Salah satu dari delapan Millennium Development Goals (MDGs) adalah meningkatkan kesehatan ibu yang jelas tedapat pada poin ke 5. Komunitas internasional telah berkomitmen untuk menurunkan AKI di negara masing-masing sebanyak 75% dimulai dari tahun 1999 sampai tahun 2015 (WHO,2007).

Salah satu indikator keberhasilan layanan kesehatan disuatu negara adalah Angka Kematian Ibu (AKI). Kematian ibu diperkirakan sebesar 358.000 terjadi di seluruh dunia pada tahun 2008, Negara berkembang mencapai angka 99% (355.000) dari jumlah total kematian ibu dan dimana Afrika Sub-Sahara dan Asia Tenggara mencapai angka 87% (313.000) dari kematian ibu secara global (WHO, 2010). AKI di Indonesia secara Nasional dari tahun 1994-2007 menunjukkan penurunan yang signifikan. Tahun 2005 yaitu 262 per 100.000 kelahiran hidup, tahun 2006 yaitu 255 per 100.000 kelahiran hidup, tahun 2007 yaitu 228 per 100.000 kelahiran hidup, meskipun demikian angka tersebut masih tertinggi di Asia.
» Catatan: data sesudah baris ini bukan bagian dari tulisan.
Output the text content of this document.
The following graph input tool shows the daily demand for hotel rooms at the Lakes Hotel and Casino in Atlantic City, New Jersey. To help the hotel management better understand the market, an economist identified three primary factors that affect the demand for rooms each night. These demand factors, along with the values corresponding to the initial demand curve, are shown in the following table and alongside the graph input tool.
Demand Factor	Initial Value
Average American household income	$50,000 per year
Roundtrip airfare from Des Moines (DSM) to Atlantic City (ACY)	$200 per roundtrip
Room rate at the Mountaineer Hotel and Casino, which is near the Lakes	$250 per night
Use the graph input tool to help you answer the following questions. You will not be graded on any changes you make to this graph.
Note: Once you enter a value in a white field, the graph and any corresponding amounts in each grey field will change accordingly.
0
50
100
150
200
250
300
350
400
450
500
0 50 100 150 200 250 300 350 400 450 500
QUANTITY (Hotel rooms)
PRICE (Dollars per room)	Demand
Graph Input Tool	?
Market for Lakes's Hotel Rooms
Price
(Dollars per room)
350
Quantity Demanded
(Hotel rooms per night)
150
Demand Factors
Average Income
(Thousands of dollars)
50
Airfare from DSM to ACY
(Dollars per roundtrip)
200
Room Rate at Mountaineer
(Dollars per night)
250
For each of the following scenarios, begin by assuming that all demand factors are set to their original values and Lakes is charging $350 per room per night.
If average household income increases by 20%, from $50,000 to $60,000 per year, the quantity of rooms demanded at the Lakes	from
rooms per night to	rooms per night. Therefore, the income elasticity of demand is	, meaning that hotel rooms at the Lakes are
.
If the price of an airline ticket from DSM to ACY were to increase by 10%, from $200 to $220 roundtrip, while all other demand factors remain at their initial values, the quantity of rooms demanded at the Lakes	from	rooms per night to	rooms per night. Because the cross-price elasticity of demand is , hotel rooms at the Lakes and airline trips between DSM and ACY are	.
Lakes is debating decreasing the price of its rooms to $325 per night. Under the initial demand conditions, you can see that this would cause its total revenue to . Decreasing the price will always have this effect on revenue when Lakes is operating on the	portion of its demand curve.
AKI di Sumatera Utara tahun 2000 adalah 382 per 100.000 kelahiran hidup dan tahun 2001 yaitu 379 per 100.000 kelahiran hidup (Hanum, 2008).

Hipertensi pada kehamilan merupakan salah satu dari trias komplikasi yang dapat menyebabkan kematian, setelah perdarahan post partum dan infeksi. Preeklampsia (PE) dan Eklampsia (E) merupakan salah satu komplikasi kehamilan, persalinan maupun nifas sebagai suatu penyakit hipertensi yang merupakan penyebab mortalitas dan morbiditas tertinggi pada ibu hamil, dengan angka kejadian berkisar antara 5%-15% dari seluruh kehamilan di dunia. Di Inggris (UK), Preeklampsia terhitung 10-15% sebagai penyebab dari kematian obstetrik langsung (Duley, 2003). Di Indonesia angka kejadian preeklampsia di Rumah Sakit Cipto Mangunkusumo ditemukan 400-500kasus / 4000-5000 persalinan pertahun (Dharma, 2005).


(17)

Menurut National High Blood Pressure Education Program (NHBPEP)

Working Group Report on High Blood Pressure in Pregnancy (2000), hipertensi dalam kehamilan dibagi menjadi empat, yaitu (1) hipertensi kronik, (2) PE dan E, (3) hipertensi kronik dengan superimposed preeklampsia dan (4) hipertensi gestasional.

Preeklampsia merupakan suatu komplikasi kehamilan multi sistem yang terjadi setelah kehamilan berusia 20 minggu dan dapat mempengaruhi mortalitas dan morbiditas fetal maternal. Kondisi ini memiliki karakteristik seperti peningkatan tekanan darah dan proteinuria. Secara klinis pada preeklampsia ditandai oleh peningkatan tekanan darah (sistolik≥ 140 mmHg atau diastolik≥ 90 mmHg) dan proteinuria (≥ 300 mg/24 jam) (North et al, 2005).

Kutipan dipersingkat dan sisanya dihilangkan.